Betrieb: hohe Nachfrage und stabile Abläufe
Die Sommerferienperiode 2025 war von einer hohen Nachfrage geprägt: Über 2,4 Millionen Passagiere nutzten den Flughafen in dieser Zeit von 10 Wochen, rund 9 Prozent mehr als im Vorjahr. Trotz europaweiter Engpässe in der Flugsicherung und witterungsbedingter Einschränkungen blieb der Betrieb insgesamt geordnet und stabil.
Die eingeführten Instrumente zur besseren Planbarkeit – Slot-Koordination und Echtzeitdatenaustausch mit der europäischen Flugsicherung – bewährten sich erneut und trugen dazu bei, Verkehrsflüsse und Betriebsqualität auch in Spitzenzeiten sicherzustellen. Die Wartezeiten blieben insgesamt moderat. Einzig die Parkplatzverfügbarkeit während der Verkehrsspitzen war nicht immer ausreichend, was die Notwendigkeit einer weiteren Verbesserung der Erreichbarkeit des Flughafens mit öffentlichen Verkehrsmitteln unterstreicht.

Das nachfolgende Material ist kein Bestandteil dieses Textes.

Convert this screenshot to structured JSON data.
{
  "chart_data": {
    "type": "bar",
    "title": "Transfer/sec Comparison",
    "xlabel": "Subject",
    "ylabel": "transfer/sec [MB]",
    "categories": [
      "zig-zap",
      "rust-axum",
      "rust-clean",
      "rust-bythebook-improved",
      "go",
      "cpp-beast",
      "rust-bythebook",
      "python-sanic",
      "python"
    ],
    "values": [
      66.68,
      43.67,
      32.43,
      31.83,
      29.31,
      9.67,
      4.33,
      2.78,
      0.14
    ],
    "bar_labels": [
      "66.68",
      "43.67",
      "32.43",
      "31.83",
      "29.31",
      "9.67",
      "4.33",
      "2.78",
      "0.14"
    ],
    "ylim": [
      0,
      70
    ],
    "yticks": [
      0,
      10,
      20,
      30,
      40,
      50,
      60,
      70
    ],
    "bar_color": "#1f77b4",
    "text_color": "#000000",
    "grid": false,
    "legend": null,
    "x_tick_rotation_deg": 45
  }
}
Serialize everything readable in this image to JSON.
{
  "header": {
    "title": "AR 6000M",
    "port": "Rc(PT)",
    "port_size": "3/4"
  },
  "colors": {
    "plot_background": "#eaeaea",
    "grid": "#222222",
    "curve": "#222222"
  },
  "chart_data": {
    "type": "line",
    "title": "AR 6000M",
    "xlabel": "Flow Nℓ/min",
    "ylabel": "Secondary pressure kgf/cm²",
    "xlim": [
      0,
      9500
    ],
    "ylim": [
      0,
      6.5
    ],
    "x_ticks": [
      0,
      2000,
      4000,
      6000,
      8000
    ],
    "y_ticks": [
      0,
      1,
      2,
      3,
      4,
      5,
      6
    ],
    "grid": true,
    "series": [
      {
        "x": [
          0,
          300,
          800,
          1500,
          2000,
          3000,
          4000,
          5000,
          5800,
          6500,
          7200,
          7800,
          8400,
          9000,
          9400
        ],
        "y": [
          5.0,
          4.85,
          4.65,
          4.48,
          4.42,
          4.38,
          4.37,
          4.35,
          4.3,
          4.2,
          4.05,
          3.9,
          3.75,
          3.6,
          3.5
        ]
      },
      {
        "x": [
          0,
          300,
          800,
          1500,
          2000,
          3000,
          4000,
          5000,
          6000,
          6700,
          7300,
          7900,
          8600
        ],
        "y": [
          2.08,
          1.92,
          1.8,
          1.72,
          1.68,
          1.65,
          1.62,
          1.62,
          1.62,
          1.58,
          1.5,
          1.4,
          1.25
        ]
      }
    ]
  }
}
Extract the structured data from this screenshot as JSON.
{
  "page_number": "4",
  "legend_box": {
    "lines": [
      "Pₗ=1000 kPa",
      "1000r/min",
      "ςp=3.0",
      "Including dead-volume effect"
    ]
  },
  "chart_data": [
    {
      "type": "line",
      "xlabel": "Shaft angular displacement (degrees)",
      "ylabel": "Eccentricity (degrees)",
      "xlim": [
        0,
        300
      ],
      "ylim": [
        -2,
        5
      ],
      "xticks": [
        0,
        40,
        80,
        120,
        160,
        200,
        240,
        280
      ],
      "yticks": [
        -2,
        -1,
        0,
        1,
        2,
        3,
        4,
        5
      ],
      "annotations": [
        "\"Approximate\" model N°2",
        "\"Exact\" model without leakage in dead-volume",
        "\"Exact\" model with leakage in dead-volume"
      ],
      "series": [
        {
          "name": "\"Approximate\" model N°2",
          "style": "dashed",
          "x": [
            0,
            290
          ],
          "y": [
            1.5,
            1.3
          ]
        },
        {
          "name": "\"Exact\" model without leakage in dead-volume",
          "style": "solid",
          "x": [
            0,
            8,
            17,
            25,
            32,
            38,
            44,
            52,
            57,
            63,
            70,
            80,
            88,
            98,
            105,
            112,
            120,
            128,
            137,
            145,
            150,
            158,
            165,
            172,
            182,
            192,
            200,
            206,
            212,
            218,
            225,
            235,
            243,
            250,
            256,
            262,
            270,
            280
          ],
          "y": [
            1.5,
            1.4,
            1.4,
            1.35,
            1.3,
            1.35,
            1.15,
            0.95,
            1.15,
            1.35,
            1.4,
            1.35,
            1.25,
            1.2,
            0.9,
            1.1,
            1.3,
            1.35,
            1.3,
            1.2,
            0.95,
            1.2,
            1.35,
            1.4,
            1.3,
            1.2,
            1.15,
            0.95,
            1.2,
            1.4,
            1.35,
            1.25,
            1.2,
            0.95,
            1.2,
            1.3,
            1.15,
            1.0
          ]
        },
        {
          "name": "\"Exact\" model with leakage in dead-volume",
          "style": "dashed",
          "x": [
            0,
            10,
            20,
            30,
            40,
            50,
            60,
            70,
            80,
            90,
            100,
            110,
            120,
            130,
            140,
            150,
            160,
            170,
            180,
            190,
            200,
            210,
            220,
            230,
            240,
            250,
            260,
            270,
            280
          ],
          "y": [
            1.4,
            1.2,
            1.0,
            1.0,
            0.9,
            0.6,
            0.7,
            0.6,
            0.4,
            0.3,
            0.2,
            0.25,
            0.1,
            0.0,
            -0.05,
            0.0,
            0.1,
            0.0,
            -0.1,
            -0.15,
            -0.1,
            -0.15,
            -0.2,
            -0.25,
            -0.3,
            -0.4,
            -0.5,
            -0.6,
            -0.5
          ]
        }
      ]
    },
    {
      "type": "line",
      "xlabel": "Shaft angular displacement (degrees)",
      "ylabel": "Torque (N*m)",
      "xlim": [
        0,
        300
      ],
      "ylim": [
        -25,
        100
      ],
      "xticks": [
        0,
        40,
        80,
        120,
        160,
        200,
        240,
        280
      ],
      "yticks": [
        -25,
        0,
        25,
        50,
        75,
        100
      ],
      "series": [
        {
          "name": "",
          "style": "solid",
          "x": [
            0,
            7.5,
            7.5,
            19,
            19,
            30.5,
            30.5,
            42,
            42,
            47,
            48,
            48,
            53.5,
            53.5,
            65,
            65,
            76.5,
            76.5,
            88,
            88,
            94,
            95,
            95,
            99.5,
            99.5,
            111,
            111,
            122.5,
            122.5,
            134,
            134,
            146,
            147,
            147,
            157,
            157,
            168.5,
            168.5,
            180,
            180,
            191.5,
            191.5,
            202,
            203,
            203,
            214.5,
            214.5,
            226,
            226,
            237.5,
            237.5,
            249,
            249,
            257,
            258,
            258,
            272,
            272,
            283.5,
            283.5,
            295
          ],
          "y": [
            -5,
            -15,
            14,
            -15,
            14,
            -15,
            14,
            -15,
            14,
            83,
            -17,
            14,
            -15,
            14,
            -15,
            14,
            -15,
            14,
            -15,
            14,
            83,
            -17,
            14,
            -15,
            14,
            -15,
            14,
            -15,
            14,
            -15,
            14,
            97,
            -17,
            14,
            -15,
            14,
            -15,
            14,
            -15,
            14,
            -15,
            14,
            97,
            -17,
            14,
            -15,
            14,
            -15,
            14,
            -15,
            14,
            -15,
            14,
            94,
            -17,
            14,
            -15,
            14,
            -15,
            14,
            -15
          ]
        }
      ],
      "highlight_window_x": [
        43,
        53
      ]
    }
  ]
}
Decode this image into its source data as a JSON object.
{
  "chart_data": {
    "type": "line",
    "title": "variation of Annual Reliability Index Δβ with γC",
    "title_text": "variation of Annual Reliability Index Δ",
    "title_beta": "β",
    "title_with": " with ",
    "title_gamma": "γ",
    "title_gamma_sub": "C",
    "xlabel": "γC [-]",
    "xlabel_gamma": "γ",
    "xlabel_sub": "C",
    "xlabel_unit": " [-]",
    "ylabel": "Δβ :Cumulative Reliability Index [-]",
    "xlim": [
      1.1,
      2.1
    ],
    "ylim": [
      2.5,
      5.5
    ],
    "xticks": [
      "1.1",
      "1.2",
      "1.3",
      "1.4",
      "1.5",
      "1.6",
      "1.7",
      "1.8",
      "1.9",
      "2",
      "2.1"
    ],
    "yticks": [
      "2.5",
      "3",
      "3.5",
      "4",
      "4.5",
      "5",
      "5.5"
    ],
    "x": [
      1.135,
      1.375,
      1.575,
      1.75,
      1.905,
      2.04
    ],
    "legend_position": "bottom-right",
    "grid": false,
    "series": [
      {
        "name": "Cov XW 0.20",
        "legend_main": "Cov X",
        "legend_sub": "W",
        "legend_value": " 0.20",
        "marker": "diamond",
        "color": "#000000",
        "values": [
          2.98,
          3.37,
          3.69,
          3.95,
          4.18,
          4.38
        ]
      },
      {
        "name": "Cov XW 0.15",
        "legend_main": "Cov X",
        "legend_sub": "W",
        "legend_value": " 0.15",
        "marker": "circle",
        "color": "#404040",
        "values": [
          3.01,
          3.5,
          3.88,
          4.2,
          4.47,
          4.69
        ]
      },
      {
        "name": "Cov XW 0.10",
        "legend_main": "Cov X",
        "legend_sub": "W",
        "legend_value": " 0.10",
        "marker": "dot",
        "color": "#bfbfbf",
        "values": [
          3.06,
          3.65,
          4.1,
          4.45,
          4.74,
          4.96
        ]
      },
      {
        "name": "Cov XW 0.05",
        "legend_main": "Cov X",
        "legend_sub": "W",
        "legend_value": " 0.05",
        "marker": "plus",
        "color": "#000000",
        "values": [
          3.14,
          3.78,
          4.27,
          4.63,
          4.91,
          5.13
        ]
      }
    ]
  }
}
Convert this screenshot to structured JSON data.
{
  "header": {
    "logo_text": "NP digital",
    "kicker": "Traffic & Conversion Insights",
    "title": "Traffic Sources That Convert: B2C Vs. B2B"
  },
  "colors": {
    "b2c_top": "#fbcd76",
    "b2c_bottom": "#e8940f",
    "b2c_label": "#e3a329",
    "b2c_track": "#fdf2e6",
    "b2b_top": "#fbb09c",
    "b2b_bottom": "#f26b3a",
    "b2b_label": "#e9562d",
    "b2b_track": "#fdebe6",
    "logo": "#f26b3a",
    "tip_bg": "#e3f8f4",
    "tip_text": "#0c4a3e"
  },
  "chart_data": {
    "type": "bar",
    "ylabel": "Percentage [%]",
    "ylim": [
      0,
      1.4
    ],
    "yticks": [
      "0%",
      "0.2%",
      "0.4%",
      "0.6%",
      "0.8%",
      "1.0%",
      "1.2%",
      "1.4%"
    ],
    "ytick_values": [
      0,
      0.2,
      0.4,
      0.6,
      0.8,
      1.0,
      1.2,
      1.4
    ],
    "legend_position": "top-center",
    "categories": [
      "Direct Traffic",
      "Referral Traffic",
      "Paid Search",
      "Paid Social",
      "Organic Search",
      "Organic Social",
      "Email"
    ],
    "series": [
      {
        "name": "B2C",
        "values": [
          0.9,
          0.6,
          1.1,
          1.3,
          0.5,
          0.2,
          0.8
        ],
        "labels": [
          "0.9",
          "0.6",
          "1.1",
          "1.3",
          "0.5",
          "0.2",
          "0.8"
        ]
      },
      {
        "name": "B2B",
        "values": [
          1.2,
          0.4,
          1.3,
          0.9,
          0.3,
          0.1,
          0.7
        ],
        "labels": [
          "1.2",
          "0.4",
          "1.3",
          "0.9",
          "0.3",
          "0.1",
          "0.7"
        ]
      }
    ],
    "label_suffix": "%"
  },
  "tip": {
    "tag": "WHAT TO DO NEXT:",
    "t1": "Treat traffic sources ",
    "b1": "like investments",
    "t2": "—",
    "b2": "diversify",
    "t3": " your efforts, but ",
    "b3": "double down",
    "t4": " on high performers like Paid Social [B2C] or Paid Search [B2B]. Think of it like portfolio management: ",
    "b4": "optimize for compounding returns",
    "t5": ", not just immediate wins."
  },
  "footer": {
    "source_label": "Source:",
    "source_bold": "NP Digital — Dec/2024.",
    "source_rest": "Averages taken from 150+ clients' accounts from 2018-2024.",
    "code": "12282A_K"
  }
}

Stabile Entwicklung in der Fracht, anhaltende Dynamik im Industriebereich
Der EuroAirport verzeichnete im Jahr 2025 eine stabile Entwicklung im Frachtbereich. Die Frachtaktivitäten konzentrierten sich weiterhin auf zeit- und temperatursensible Güter, insbesondere für die Life-Sciences-Industrie, womit das spezialisierte Cargo-Terminal seine strategische Bedeutung bestätigte.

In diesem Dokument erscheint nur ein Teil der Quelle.